Deep neural networks have specific neurons specializing in recognizing particular inputs' semantic, structural, or perceptual aspects. In computer vision, techniques are available for finding neurons that respond to individual idea categories such as object classes, textures, and colors. However, the reach of these strategies is limited, as they only label a tiny subset of neurons and behaviors in every network.
A new study suggests using plain language descriptions to mark neurons with open-ended, compositional, and expressive annotations. The model can be used for practical purposes, including checking models for sensitive demographic data or finding and minimizing the consequences of misleading text feature correlations. The experiments could turn out to e revolutionary for Neural Network Market as they show that fine-grained, automatic annotation of deep network models is achievable and valuable.
The researchers address this problem to discover valuable descriptions of a neuron's pattern of activity on input images in the visual domain. A new dataset of fine-grained image annotations was gathered. Then these annotations were utilized to build learned approximations to image distributions.
Mutual-Information-guided Linguistic Annotation of Neurons (MILAN) is a procedure that automatically labels neurons with natural language, compositional, open-ended descriptions.

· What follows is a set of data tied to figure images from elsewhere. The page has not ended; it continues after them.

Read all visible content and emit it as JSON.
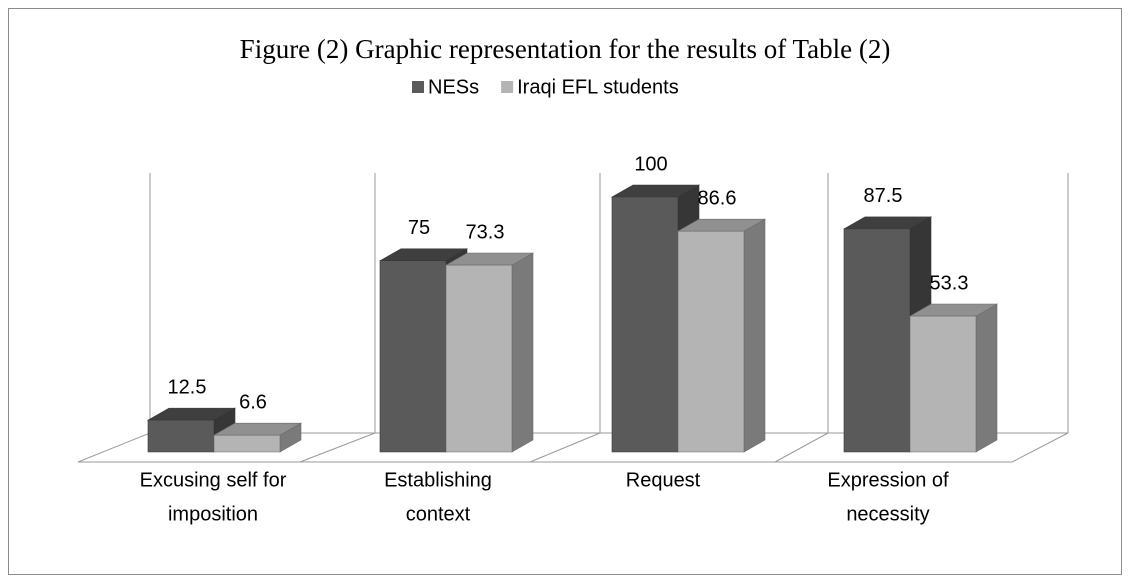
{
  "chart_data": {
    "type": "bar3d",
    "title": "Figure (2) Graphic representation for the results of Table (2)",
    "categories": [
      [
        "Excusing self for",
        "imposition"
      ],
      [
        "Establishing",
        "context"
      ],
      [
        "Request"
      ],
      [
        "Expression of",
        "necessity"
      ]
    ],
    "series": [
      {
        "name": "NESs",
        "color": "#5a5a5a",
        "values": [
          12.5,
          75,
          100,
          87.5
        ]
      },
      {
        "name": "Iraqi EFL students",
        "color": "#b4b4b4",
        "values": [
          6.6,
          73.3,
          86.6,
          53.3
        ]
      }
    ],
    "ylim": [
      0,
      100
    ],
    "legend": "top"
  }
}
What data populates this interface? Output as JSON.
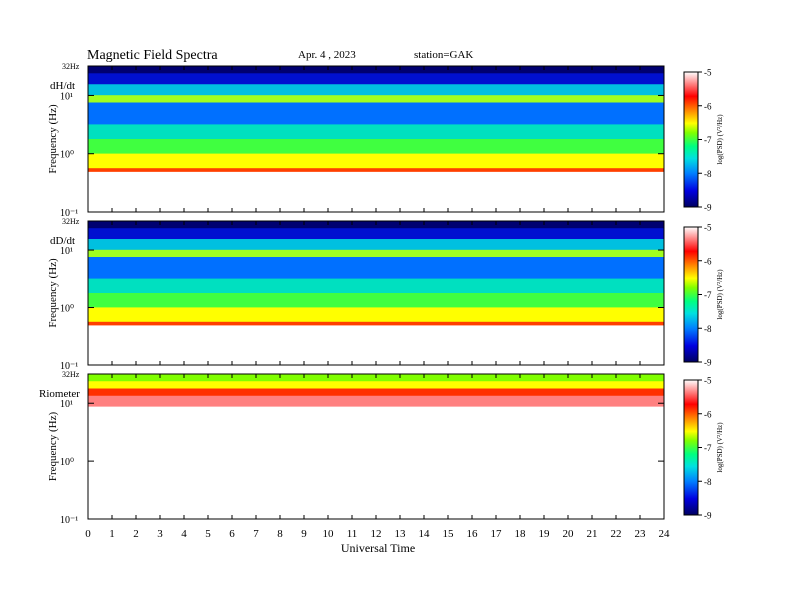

MILAN finds a natural language string that optimizes pointwise mutual information with the picture regions where the neuron is active and describes it. MILAN generates fine-grained descriptions of learned features that capture logical, relational, and category structures.
These descriptions align with human-generated feature descriptions across many model architectures and workloads and help understand and control trained models. Three uses of natural language neuron descriptions are highlighted.
First, researchers utilized MILAN to characterize the distribution and significance of neurons in vision models that are selective for attribute, category, and related information. Second, they employed MILAN for auditing, revealing neurons sensitive to protected variables like race and gender. This occurred in models trained on datasets designed to disguise these characteristics.
Finally, the team utilized MILAN to improve the robustness of an image classifier by eliminating neurons that are sensitive to text properties and unrelated to class labels.